Tom Snout is a tinker, and one of the Mechanicals of Athens.

In the play-within-a-play, Tom Snout plays the wall which separates Pyramus' and Thisbe's gardens. In Pyramus and Thisbe, the two lovers whisper to each other through Snout's fingers (representing a chink in the wall). Snout has eight lines under the name of Tom Snout, and two lines as The Wall. He is the Wall for Act V-Scene 1.

Tom Snout was originally set to play Pyramus's father, but the need for a wall was greater, so he discharged The Wall. Snout is often portrayed as a reluctant actor and very frightened, but the other mechanicals (except Bottom and Quince) are usually much more frightened than Tom Snout.

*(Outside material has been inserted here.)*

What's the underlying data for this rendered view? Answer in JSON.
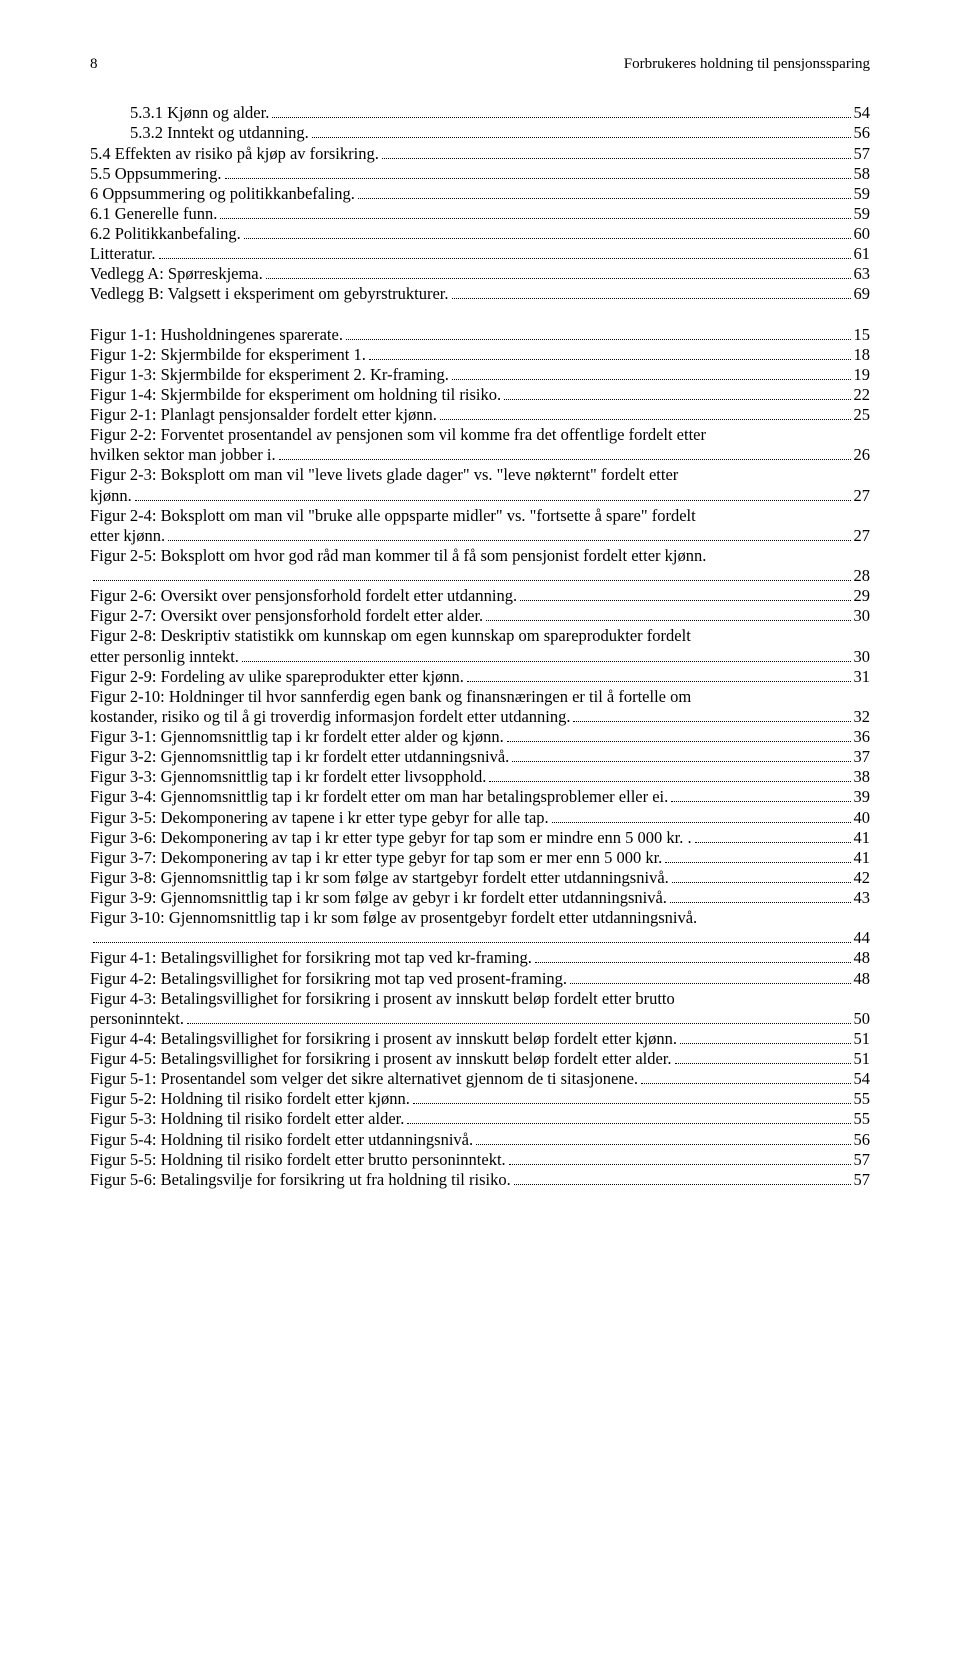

Snout's name, like that of the other mechanicals, is metonymical and derives from his craft: "Snout" means a nozzle or a spout, a feature of the kettles a tinker often mends.

==Robin Starveling==

Robin Starveling plays the part of Moonshine in their performance of Pyramus and Thisbe. His part is often considered one of the more humorous in the play, as he uses a lantern in a failed attempt to portray Moonshine and is wittily derided by his audience. His real job is as a tailor.

==In popular culture==
In Something Rotten!, Nick Bottom is a struggling playwright who leads an acting troupe. The other members of the troupe do not have names in the original show, but in the Broadway Junior adaptation there are five members who have the same names as the Mechanicals (apart from Nick).